I don't have the full context on what security guarantees we're trying to preserve here (is it bad to leak information about the Content-Type
header?) but in terms of a spec refactoring, that seems reasonable.
and maybe improve them while we're at it, especially getting the charset parameter from the Content-Type header
Basically every usage of "Content-Type metadata" in HTML could be improved by using the new MIME type getter, I think.
One risk here is that the attacker has control over the encoding, so this technically gives them more opportunity to find a way to get something parsed as JavaScript. In practice it still seems hard to parse as JavaScript as the majority of significant bytes are in the ASCII range.
I included a fix for this in https://github.com/whatwg/fetch/pull/1442 which I think works. The HTML side will need to set it on requests, but that's a very straightforward change.

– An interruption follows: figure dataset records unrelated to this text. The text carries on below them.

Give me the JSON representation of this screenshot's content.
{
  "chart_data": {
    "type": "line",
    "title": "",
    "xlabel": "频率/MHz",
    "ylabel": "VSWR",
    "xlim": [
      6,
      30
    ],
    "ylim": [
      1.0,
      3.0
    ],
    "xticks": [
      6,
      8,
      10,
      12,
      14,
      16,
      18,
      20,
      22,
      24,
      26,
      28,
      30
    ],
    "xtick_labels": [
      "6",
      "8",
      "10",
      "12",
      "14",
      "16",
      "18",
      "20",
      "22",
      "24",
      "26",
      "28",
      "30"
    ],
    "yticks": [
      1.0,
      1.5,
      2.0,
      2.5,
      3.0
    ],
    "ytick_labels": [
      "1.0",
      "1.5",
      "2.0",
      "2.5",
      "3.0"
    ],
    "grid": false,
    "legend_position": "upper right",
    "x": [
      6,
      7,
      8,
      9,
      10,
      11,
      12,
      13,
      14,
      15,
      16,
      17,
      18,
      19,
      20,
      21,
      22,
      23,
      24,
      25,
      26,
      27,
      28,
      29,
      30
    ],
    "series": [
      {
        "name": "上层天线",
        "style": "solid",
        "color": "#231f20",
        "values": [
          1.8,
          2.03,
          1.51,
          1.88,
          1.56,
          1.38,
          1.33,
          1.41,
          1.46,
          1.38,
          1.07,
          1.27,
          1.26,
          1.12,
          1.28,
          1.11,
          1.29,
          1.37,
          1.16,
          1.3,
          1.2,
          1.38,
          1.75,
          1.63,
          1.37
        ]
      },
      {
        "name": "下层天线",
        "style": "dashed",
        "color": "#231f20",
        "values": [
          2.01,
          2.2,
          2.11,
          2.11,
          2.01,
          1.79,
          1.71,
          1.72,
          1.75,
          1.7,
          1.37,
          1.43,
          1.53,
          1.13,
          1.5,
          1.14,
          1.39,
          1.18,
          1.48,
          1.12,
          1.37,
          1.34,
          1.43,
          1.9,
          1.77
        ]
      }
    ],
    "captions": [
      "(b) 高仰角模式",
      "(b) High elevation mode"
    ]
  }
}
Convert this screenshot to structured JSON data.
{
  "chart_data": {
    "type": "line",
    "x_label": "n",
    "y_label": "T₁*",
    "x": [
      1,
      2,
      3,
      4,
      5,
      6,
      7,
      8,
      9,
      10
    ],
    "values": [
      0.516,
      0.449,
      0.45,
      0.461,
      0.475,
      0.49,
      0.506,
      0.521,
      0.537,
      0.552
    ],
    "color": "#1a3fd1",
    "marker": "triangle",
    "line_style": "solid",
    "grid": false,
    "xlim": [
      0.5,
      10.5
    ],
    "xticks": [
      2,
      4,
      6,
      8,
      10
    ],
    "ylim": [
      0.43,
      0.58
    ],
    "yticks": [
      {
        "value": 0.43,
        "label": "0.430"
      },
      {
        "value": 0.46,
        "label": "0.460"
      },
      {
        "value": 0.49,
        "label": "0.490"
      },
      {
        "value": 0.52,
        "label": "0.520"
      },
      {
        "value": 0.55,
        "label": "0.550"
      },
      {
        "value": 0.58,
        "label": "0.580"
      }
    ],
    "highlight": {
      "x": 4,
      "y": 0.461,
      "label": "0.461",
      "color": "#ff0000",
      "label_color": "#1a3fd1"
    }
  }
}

And while it is unfortunate that the fallback encoding is in the hands of the attacker, this is no different from the status quo.
I forgot that the response itself also carries encoding-related information. https://github.com/whatwg/fetch/pull/1447 tackles the first part of that. Once that lands it should be easy to call from Fetch's ORB PR.
We might not always have an encoding, e.g.,
fetch(..., { mode: "no-cors" })
. Is it reasonable to always use UTF-8 for this check?